Helicoptering across northern Iraq for high-profile visits to the region's top two Kurdish leaders, Deputy Defense Secretary Paul D. Wolfowitz voiced strong support Thursday for protecting minority rights for ethnic Kurds in a new Iraqi political structure but also urged Kurds to resist secessionist notions and work for a united national government.

The separate meetings with Kurdish leaders Massoud Barzani and Jalai Talabani underscored U.S. interest in promoting accord among Iraq's Shiite Arab, Sunni Arab and Kurdish communities to ensure the emergence of a unified, democratic nation.

Earlier this month, Barzani and Talabani threatened to distance their Kurdish parties from the Iraqi state and possibly secede altogether. They were upset over the absence of any mention of Iraq's interim constitution in a U.N. resolution adopted June 8 that affirmed the planned transfer of Iraqi sovereignty June 30.

The interim constitution, hammered out in March, offered the Kurds some protection by essentially granting them a veto over ratification of a permanent constitution. It did this by stipulating that if two-thirds of voters in three of the country's 18 provinces rejected the constitution, it would not be adopted. There are three provinces with a Kurdish majority. Iraq's interim prime minister, Ayad Allawi, pledged last week that his government would adhere to the interim constitution until elections next year. But what happens after that remains in doubt, and tensions over the issue have highlighted the challenges ahead in crafting arrangements that will balance Iraq's main political, religious and ethnic groups.

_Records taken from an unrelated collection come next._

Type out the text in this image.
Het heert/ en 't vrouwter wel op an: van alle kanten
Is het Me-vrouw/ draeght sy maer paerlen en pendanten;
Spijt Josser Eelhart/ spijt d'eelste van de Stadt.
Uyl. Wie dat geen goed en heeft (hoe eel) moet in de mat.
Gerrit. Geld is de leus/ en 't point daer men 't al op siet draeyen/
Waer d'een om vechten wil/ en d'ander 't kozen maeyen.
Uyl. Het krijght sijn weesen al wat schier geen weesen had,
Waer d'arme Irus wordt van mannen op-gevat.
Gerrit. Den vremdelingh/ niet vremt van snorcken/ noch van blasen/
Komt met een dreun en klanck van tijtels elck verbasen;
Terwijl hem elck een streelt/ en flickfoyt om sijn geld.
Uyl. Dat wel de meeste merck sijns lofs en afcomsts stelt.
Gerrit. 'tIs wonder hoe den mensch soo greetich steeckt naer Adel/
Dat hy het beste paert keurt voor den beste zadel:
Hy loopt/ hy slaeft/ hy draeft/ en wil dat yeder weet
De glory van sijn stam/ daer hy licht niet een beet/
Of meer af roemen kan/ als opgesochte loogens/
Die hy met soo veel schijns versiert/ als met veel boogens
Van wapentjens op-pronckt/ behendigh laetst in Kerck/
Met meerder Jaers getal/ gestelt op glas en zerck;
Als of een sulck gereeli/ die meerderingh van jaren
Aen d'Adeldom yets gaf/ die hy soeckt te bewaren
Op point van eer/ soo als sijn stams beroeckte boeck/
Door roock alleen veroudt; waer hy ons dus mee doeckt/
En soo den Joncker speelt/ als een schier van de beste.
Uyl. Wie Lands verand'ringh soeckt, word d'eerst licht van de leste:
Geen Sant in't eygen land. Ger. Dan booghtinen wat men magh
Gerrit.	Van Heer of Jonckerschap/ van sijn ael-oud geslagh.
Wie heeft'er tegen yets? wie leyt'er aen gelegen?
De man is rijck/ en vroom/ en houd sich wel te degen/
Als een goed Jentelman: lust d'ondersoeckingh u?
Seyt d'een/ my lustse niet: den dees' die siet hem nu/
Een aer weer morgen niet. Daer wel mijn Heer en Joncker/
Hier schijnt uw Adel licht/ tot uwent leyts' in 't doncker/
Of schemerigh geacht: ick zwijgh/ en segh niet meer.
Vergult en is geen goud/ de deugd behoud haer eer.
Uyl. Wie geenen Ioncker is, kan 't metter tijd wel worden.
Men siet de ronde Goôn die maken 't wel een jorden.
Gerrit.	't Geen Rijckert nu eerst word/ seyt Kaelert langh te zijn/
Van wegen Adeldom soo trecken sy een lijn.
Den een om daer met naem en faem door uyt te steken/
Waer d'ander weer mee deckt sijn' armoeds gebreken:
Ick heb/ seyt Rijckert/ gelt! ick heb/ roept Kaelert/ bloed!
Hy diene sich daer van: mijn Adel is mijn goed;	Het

"We Americans think it is very important that Kurds should be first-class citizens in their own country," Wolfowitz told reporters after a luncheon meeting with Barzani at a guest house outside the city of Irbil. "It's important because an Iraqi government that treats its Kurds as first-class citizens will treat all its people as first-class citizens."

Barzani welcomed Wolfowitz's visit, calling it reassuring and adding that it reflected the "importance and care" with which the United States has handled Kurdish issues.

Later, a dinner meeting between Wolfowitz and Talabani in this lake area in northeastern Iraq, yielded a renewed public commitment from the other Kurdish leader to pursue a unified national government.

In remarks to reporters afterward, Wolfowitz offered what he described as a new, more positive reason for opposing Kurdish secession than the traditional argument that a unified Iraq is important for regional stability.

"The unity of Iraq is important also because Kurds, with their general outlook and with their 12 years of experience of real self-government, have something enormously important to contribute to a free and democratic Iraq," he said.

The Kurds operated an autonomous region of northern Iraq after the 1991 Persian Gulf War, protected by U.S. and British air patrols. Now, the Kurds worry about losing the U.S. protection and falling subject to a government in Baghdad ruled by Iraq's Shiite majority.

Kurds are represented prominently in the interim government formed earlier this month, filling both a vice presidency and a deputy premiership, although Wolfowitz noted that Kurdish leaders had hoped to get one of the top two posts, prime minister or president.

Also, when the new Iraqi government and U.S. occupation authorities moved last week to declare all militia groups illegal, the two main Kurdish organizations -- the Kurdistan Democratic Party and the Patriotic Union of Kurdistan -- won special provisions. Many Kurdish fighters, known as pesh merga, will be allowed to form specialized units under the command of the Kurdish regional government that controls northern Iraq.

Deputy Defense Secretary Paul D. Wolfowitz, center, gives a gift pen to provincial governor Usama Kashmula at the U.S. military-controlled airport in Mosul, Iraq.